If you did your grocery shopping on Monday, could you go an entire week—all seven days—without buying anything else? Would you be able to resist society’s capitalist message—“I consume therefore I am”—for a whole week? Why does it seem like very few Montrealers could actually pull that off?
Montreal is not a very eco-friendly city. Coffee cup consumers leave their waste in the gutters, wine bottles are blocked from being recycled for a refund, dog poop is left in plastic baggies around the city, recycled paper is shipped to China to be burnt for fuel according to musemcgill.com, the STM doesn’t run electric busses, and everyone idles their cars. Oh, and there are no fees for improperly recycling, so there is zero incentive to reduce waste.
It’s overall just gross, and no one seems to care.
Which is why the Concordia Student Union’s Anti-Consumerism Week is a great idea. The event will focus on educating students on how to consume less, make more DIY projects, question the consumerist economic systems around us today and inspire the community to adopt a more self-sufficient lifestyle, according to the event’s Facebook page.
Because we all know Concordia students could learn how to consume a bit less and make DIY projects on their own a little more.
While there is a great core of consumer conscious students at Concordia, such as the driving force behind developing the Hive Café at both campuses which uses food from the Concordia Greenhouse, or the People’s Potato’s push to encourage students to bring tupperware to tote their free lunches away in, or the compost, paper and plastic recycling boxes scattered throughout Concordia’s buildings—there are large grounds for improvement.
And it can all start with student education.
Did you know Concordia uses power from solar panels which produce enough power to heat seven Canadian houses according to the Globe and Mail, to power the SGW campus?
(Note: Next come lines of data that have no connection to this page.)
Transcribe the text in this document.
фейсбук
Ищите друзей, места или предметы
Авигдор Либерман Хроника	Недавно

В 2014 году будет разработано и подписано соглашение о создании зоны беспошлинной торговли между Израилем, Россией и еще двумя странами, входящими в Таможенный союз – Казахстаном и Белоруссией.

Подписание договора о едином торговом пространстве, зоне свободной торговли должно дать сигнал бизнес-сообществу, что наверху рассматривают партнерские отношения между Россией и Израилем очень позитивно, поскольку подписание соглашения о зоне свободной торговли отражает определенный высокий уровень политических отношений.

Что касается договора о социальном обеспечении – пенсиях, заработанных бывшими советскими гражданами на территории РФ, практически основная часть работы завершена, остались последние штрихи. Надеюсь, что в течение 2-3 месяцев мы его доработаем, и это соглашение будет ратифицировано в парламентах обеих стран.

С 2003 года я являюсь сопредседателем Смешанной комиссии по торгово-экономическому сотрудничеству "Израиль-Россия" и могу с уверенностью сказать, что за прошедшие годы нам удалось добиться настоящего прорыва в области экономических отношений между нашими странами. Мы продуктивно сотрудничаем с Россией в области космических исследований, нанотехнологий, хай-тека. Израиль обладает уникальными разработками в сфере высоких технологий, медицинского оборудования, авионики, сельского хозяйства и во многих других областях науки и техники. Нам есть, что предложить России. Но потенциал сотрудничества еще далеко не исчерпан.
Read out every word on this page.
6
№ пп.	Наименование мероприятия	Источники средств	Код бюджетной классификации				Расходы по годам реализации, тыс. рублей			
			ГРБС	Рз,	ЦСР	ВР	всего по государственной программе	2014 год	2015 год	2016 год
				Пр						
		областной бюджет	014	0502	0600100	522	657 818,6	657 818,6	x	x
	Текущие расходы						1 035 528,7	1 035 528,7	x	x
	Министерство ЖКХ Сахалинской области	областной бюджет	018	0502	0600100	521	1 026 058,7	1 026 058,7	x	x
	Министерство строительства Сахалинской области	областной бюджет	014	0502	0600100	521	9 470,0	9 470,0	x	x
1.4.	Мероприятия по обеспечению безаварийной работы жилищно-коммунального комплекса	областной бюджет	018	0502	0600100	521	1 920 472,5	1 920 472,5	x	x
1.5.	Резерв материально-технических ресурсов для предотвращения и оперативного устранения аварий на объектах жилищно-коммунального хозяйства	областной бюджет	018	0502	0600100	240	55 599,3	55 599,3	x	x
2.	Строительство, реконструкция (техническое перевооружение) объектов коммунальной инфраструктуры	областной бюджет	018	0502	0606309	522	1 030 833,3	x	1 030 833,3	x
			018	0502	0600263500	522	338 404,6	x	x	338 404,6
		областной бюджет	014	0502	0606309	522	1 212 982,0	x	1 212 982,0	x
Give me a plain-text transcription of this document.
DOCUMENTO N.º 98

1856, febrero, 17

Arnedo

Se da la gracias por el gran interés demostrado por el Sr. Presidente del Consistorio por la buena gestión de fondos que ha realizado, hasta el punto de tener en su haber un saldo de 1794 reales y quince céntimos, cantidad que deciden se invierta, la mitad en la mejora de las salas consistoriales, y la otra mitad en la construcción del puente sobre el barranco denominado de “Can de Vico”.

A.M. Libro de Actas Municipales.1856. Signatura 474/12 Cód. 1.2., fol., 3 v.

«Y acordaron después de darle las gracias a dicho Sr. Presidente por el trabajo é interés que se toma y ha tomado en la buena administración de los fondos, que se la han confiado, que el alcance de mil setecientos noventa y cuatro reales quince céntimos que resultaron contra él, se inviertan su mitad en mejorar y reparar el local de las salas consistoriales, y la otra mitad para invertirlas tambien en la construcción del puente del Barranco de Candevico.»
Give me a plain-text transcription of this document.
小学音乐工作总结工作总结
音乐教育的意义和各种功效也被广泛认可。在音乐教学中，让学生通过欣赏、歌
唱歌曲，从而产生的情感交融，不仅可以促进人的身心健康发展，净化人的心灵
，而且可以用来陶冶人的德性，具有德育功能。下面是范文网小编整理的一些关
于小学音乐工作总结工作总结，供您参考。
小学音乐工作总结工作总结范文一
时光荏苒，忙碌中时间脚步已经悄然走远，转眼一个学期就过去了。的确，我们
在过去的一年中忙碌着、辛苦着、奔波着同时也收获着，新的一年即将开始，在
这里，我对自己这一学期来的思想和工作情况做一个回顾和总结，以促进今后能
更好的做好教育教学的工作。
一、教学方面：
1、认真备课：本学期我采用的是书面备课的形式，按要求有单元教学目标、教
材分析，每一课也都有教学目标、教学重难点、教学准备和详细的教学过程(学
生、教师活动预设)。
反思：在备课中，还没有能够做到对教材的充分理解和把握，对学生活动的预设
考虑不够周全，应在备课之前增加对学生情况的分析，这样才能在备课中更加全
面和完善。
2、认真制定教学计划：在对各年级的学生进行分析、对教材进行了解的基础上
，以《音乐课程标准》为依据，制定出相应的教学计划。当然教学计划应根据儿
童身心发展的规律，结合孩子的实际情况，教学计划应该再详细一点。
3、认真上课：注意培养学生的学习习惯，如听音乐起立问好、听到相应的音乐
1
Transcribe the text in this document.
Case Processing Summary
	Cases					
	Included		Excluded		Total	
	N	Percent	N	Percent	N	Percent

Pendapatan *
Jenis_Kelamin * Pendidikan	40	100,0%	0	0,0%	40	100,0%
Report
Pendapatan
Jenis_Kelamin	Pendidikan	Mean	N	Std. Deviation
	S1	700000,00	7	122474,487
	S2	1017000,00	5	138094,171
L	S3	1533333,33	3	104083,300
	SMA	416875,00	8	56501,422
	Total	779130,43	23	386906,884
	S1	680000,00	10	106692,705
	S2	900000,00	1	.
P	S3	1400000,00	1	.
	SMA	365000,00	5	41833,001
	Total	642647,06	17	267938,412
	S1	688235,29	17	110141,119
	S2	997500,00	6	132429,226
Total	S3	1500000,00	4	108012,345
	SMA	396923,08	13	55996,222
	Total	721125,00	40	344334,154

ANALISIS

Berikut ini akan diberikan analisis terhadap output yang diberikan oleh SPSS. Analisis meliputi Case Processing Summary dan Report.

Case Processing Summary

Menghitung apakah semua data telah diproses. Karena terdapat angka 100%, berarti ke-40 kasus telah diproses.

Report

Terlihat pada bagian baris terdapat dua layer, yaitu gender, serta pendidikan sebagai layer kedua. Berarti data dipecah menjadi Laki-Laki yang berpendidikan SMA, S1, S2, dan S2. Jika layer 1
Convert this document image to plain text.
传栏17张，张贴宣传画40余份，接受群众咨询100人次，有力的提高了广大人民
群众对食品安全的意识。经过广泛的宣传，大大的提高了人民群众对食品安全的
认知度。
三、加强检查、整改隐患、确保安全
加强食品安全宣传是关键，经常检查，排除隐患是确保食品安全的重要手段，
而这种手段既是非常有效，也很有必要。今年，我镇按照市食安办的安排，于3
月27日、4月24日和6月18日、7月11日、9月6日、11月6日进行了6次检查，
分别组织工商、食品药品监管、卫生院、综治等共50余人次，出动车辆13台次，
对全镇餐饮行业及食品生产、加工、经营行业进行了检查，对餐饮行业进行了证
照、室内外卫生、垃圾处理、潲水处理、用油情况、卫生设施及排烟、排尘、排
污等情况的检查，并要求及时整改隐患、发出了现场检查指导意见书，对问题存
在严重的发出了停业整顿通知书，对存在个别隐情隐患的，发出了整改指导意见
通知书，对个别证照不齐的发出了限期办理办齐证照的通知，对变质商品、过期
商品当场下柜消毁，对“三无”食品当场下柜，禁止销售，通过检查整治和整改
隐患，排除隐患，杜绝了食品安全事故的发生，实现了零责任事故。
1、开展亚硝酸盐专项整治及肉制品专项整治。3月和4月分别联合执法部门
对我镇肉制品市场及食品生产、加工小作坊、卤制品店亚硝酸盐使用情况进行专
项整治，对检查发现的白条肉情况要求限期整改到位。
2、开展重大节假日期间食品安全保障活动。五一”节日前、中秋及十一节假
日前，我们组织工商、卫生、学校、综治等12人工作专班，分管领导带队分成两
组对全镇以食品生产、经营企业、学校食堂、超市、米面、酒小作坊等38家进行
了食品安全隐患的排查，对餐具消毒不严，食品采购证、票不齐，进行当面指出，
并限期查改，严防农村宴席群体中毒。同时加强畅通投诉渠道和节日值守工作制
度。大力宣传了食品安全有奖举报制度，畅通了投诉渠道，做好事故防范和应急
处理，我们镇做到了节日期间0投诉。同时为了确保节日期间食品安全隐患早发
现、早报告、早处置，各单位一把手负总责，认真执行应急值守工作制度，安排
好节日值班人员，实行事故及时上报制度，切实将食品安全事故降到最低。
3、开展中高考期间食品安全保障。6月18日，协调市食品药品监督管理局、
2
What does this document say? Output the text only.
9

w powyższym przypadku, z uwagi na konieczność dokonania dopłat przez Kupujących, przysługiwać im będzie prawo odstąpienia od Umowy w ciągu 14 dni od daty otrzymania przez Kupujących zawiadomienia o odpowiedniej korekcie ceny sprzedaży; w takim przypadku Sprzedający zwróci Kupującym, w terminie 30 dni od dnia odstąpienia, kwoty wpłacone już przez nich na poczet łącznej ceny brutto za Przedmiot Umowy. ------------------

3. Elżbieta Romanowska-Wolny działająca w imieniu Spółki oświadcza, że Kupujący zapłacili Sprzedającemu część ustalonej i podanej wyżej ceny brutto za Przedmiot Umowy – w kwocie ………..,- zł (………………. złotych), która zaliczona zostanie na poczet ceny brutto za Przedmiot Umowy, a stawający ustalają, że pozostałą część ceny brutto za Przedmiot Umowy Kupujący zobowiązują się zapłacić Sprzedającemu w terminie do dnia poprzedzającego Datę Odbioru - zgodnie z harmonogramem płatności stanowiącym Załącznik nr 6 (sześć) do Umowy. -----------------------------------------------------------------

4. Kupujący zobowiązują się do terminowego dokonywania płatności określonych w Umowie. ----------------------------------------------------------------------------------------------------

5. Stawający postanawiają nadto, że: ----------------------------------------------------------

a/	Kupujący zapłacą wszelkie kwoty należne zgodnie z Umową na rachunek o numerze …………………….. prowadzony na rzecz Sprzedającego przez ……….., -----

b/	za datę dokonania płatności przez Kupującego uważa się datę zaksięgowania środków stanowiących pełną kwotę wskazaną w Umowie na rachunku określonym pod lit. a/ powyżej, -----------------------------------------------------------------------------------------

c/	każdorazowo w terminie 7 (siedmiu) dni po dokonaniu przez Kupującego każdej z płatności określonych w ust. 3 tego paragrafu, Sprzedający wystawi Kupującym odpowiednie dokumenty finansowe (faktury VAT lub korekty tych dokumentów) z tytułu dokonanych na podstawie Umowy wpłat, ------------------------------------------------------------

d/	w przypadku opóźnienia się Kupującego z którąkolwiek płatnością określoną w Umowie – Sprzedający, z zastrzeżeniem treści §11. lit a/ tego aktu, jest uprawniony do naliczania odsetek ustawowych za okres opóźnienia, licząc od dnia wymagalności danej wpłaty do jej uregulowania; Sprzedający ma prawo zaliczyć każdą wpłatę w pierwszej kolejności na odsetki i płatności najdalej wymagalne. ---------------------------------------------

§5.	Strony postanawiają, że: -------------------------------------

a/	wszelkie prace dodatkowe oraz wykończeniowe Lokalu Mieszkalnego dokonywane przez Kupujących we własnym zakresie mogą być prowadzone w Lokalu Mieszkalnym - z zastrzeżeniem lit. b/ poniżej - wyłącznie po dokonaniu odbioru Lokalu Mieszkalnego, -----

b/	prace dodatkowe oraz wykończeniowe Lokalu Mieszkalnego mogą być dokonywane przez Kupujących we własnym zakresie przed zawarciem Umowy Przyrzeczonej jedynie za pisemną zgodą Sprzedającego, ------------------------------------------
Did you know that you can not only buy used books but also rent your textbooks at the start of the year with the promise to return them to the bookstore at the end of the term? (Using the co-op bookstore to buy and sell used textbooks and coursepacks is also a green initiative).
And yet the majority of students still buy non-compostable disposable coffee cups from Tim Hortons, drive to campus when there is a metro stop connected to the SGW campus, or drop their empty plastic water bottles in the garbage—right beside the plastic recycling box.
What gives Concordians? Why do you seem to hate the environment so much? What will it take to make you wake up—WAKE THE FUCK UP—and start caring about this planet you’re living on? Because there’s a lot of activism being catered to you, and if you’re still blatantly ignoring it, then you’re likely never going to get the message.
So try, for once, to start paying attention to your consumerism habits. You don’t even have to go to a workshop that makes you do anything (like make your own hot sauce, learn to knit, or learn how to grow potted plants inside). You can just attend a talk or a movie, or take it a step further and learn how to brew your own cider or beer, or you could get radical and learn how to dumpster dive.
Anti-consumerism week has something for everyone, from the already consumerism-aware to those of you who are just learning how to think beyond what companies are shoving down your throats.
Consume less. Build a community more. Attend Anti-Consumerism Week and learn how. Hopefully, in the near future, we won’t need such an event to do the right thing for our planet.